Divorce cases on grounds of kinship were not the norm. Despite the occasional outlandish case, such as *Ask c Ask and Conyers* where a son alleged that his parents had divorced collusively on grounds of spiritual fraternity to deprive him of his interitance, the case evidence reveals a very different world from that where Maitland had proposed that almost any marriage could be dissolved on grounds of kinship. Clearly, consanguinity and affinity could be used or discovered to escape from marriages, but the records suggest that they were not often used to escape from current marriages; instead they were more common as a defence in marriage enforcement cases. In fact, the court records seem to show that the underlying system that was meant to prevent incestuous or harmful (i.e. non-dispensable) marriages operated with some level of success. It may be that a genuine sense that ‘incestuous’ marriages were wrong prevented kinship from being used as a casual route to escape marriage. There is evidence that shows that incestuous marriages were a matter of bad conscience. For example, both Donahue and Sheehan consider that John de Lile of Chatteris resisted cohabiting with his ‘wife’, Katherine, in the late 1370s, once affinity was discovered between them. Some effort was made to observe the rules: people would not have paid for a dispensation or for a priest to travel and gain a dispensation if there were no need and no social pressure to conform. It may also have been that kinship sufficient to dissolve or defend against a marriage was difficult to prove to a level that satisfied canon law rules of evidence. Whatever the reason for the comparatively small role of kinship in litigation, it seems clear that the canon law kinship system operated in practice and that some people obeyed it and were (publicly at least) scandalised when it was disobeyed….

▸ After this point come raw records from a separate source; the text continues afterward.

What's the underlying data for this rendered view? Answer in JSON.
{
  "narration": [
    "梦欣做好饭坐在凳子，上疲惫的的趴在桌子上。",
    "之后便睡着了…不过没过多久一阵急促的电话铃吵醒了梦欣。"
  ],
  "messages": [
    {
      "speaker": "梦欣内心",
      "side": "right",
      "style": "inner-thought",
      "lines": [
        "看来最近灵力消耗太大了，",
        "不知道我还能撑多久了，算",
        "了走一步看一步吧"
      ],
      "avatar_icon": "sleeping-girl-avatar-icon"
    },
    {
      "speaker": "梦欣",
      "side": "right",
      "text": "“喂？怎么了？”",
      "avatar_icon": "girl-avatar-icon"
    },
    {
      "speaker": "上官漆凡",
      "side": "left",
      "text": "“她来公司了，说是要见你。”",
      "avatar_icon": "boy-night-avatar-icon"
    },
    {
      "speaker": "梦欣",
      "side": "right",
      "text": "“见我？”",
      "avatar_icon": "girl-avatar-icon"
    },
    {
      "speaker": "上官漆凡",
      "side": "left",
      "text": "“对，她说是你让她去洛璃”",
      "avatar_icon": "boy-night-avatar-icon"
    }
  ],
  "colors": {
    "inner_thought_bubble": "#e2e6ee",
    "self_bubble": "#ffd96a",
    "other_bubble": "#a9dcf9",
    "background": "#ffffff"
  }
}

“In a sample of sixty-two instance from York, Ely, Lincoln [in the east midlands], Wisbech [also in cambridgeshire, east anglia] and Canterbury [in kent in the southeast] that raised kinship in some manner, by far the

worby - types of kinship alleged in the canon law sample

greater majority raised objections on grounds of affinity: thirty-three affinity and sixteen consanguinity (see table 1)…. The disparity is interesting, however, as it suggests that people were either more likely to obey the consanguinity rules than the affinity rules, or that people were more likely to falsely allege an affinial relationship. There is some evidence for the second suggestion arising from the number of cases (at least twenty-three) based on affinity through illicit intercourse, a less public relationship than a marriage or betrothal. Yet the pattern was sustained in office cases where it can be supposed that there were fewer opportunities for collusion (thirteen out of eighteen cases alleging affinity of any type). Therefore it is likely that a combination of both factors was at work. It is enough to not that consanguineous relationships seem to have been more scandalous than relationships with affines.

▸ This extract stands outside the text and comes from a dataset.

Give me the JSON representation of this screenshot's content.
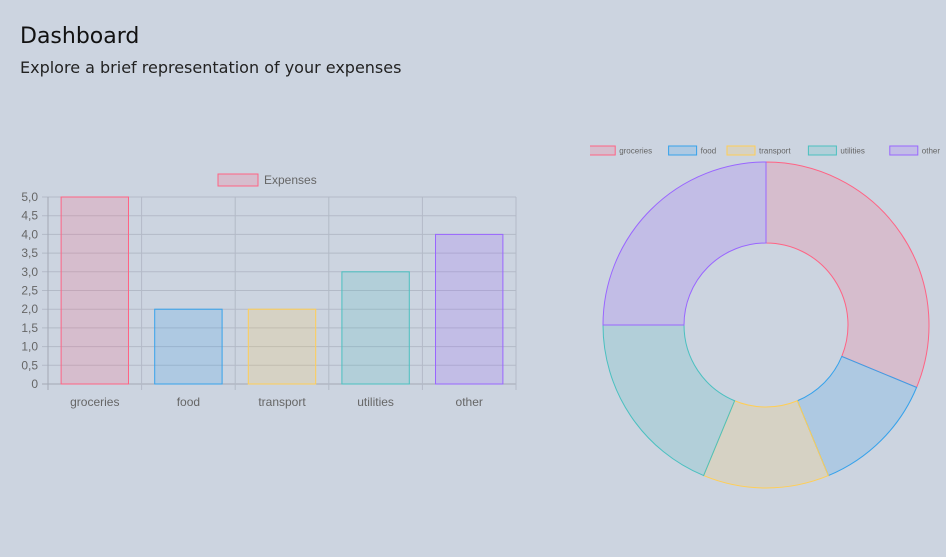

it’s interesting that there were no cases related to consanguinity or “other incest” at all in fourteenth century canterbury which is all the way in the south of england in kent, just across the channel from northern france. kent had one of the earliest secular laws against cousin marriage in england that i have come across, the law of wihtred from the 690s, while at the same time it experienced a late adoption of manorialism, if at all (probably not so much in the east where the “men of kent” come from!). so, not the full package of outbreeding tricks for kent, but a very early start to cousin marriage bans.